Auch die Dino- und anderen Saurier gehörten zu den Reptilien. Bis vor etwa 65 Millionen Jahren waren sie eine dominierende Tierart. Dann verschwanden sie von der Erde. Es gibt verschiedene Theorien darüber, warum die Saurier ausstarben. Es könnte an einer allmählichen oder plötzlichen Klimaveränderung gelegen haben, an einem Meteoriteneinschlag oder riesigen Vulkanausbrüchen, aber auch eine tödliche Krankheit, verbreitet durch einen Virus ist in der Diskussion.

Bedrohung der heute lebenden Reptilien

Auch in unserer Zeit sind Reptilien massiv vom Aussterben bedroht. Ihr Lebensraum wird durch intensive Landwirtschaft, durch Brandrodung von Wäldern und immer weiter fortschreitende Besiedlung zerstört, manche Arten werden auch gejagt und gegessen. Auf der Roten Liste der vom Aussterben bedrohten Tierarten stehen 20 Prozent aller heutigen Reptilien.

Einheimische Reptilien

In Deutschland kommen im Gegensatz zu den wärmeren Gebieten der Erde nur wenige Reptilien in der Natur vor.
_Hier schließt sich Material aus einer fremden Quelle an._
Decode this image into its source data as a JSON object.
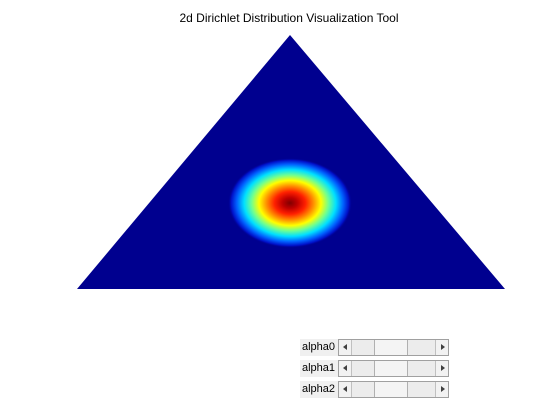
{
  "window": {
    "title": "2d Dirichlet Distribution Visualization Tool"
  },
  "plot": {
    "type": "heatmap",
    "colormap": "jet",
    "background_color": "#00008f",
    "peak_color": "#800000",
    "density_peak_barycentric": [
      0.4,
      0.3,
      0.3
    ]
  },
  "controls": [
    {
      "label": "alpha0",
      "value_fraction": 0.45
    },
    {
      "label": "alpha1",
      "value_fraction": 0.45
    },
    {
      "label": "alpha2",
      "value_fraction": 0.45
    }
  ],
  "icons": {
    "left_arrow": "left-arrow-icon",
    "right_arrow": "right-arrow-icon"
  }
}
Sie brauchen als wechselwarme Tiere meistens mehr Sonne und Wärme, als unser Klima bietet. Trotzdem leben bei uns einige Reptilienarten. Dabei handelt es sich um: Waldeidechse, östliche Smaragdeidechse, westliche Smaragdeidechse, Mauereidechse, Blindschleiche, Ringelnatter, Schlingnatter, Äskulapnatter, Würfelnatter, Kreuzotter und Sumpfschildkröte.

Reptilien als Haustiere

Reptilien gehören nicht zu den klassischen Schmuse-Haustieren, udn doch üben sie auf viele Menschen eine ganz eigene Faszination aus.

Reptilien gehören nicht zu den klassischen Schmuse-Haustieren, und doch üben sie auf viele Menschen eine ganz eigene Faszination aus.
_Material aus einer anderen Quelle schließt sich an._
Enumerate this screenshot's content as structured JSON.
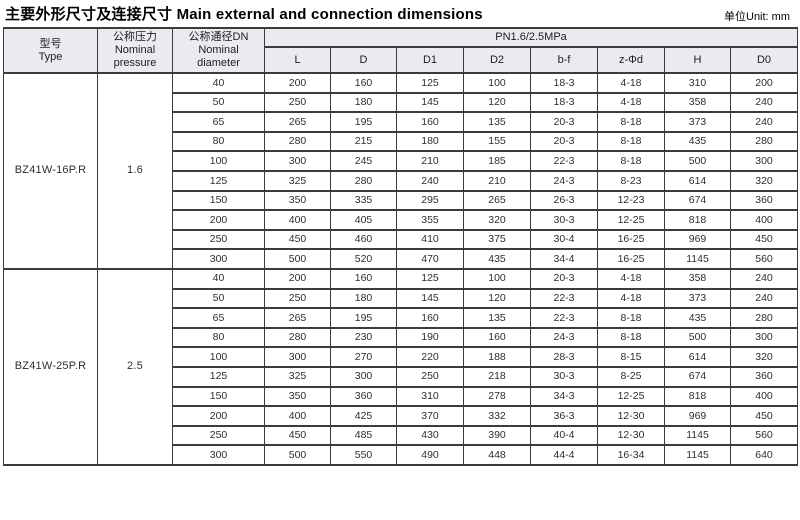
{
  "page": {
    "title": "主要外形尺寸及连接尺寸 Main external and connection dimensions",
    "unit": "单位Unit: mm"
  },
  "table": {
    "headers": {
      "type": "型号\nType",
      "pressure": "公称压力\nNominal\npressure",
      "diameter": "公称通径DN\nNominal\ndiameter",
      "pn": "PN1.6/2.5MPa",
      "columns": [
        "L",
        "D",
        "D1",
        "D2",
        "b-f",
        "z-Φd",
        "H",
        "D0"
      ]
    },
    "groups": [
      {
        "type": "BZ41W-16P.R",
        "pressure": "1.6",
        "rows": [
          [
            "40",
            "200",
            "160",
            "125",
            "100",
            "18-3",
            "4-18",
            "310",
            "200"
          ],
          [
            "50",
            "250",
            "180",
            "145",
            "120",
            "18-3",
            "4-18",
            "358",
            "240"
          ],
          [
            "65",
            "265",
            "195",
            "160",
            "135",
            "20-3",
            "8-18",
            "373",
            "240"
          ],
          [
            "80",
            "280",
            "215",
            "180",
            "155",
            "20-3",
            "8-18",
            "435",
            "280"
          ],
          [
            "100",
            "300",
            "245",
            "210",
            "185",
            "22-3",
            "8-18",
            "500",
            "300"
          ],
          [
            "125",
            "325",
            "280",
            "240",
            "210",
            "24-3",
            "8-23",
            "614",
            "320"
          ],
          [
            "150",
            "350",
            "335",
            "295",
            "265",
            "26-3",
            "12-23",
            "674",
            "360"
          ],
          [
            "200",
            "400",
            "405",
            "355",
            "320",
            "30-3",
            "12-25",
            "818",
            "400"
          ],
          [
            "250",
            "450",
            "460",
            "410",
            "375",
            "30-4",
            "16-25",
            "969",
            "450"
          ],
          [
            "300",
            "500",
            "520",
            "470",
            "435",
            "34-4",
            "16-25",
            "1145",
            "560"
          ]
        ]
      },
      {
        "type": "BZ41W-25P.R",
        "pressure": "2.5",
        "rows": [
          [
            "40",
            "200",
            "160",
            "125",
            "100",
            "20-3",
            "4-18",
            "358",
            "240"
          ],
          [
            "50",
            "250",
            "180",
            "145",
            "120",
            "22-3",
            "4-18",
            "373",
            "240"
          ],
          [
            "65",
            "265",
            "195",
            "160",
            "135",
            "22-3",
            "8-18",
            "435",
            "280"
          ],
          [
            "80",
            "280",
            "230",
            "190",
            "160",
            "24-3",
            "8-18",
            "500",
            "300"
          ],
          [
            "100",
            "300",
            "270",
            "220",
            "188",
            "28-3",
            "8-15",
            "614",
            "320"
          ],
          [
            "125",
            "325",
            "300",
            "250",
            "218",
            "30-3",
            "8-25",
            "674",
            "360"
          ],
          [
            "150",
            "350",
            "360",
            "310",
            "278",
            "34-3",
            "12-25",
            "818",
            "400"
          ],
          [
            "200",
            "400",
            "425",
            "370",
            "332",
            "36-3",
            "12-30",
            "969",
            "450"
          ],
          [
            "250",
            "450",
            "485",
            "430",
            "390",
            "40-4",
            "12-30",
            "1145",
            "560"
          ],
          [
            "300",
            "500",
            "550",
            "490",
            "448",
            "44-4",
            "16-34",
            "1145",
            "640"
          ]
        ]
      }
    ]
  }
}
Nicht nur Hund, Katze, Maus oder Meerschweinchen sind Haustiere, es gibt auch viele Menschen, die Reptilien zu Hause halten. Man kann nicht mit ihnen kuscheln oder Gassi gehen, manche kann man nicht mal anfassen. Viele tun die ganze Zeit beinahe gar nichts, trotzdem faszinieren diese Tiere. Sie sind so ganz anders – schön, fremdartig und rätselhaft. Wer sich gründlich mit ihnen befasst, ihnen die richtigen Lebensbedingungen, die passende Umgebung schafft, der taucht in ihre Welt ein. Ob es die Agamen oder Leguane sind, die an Urwelt-Drachen erinnern, die geheimnisvollen Schlangen, die wunderschönen Schildkröten, alle sind toll.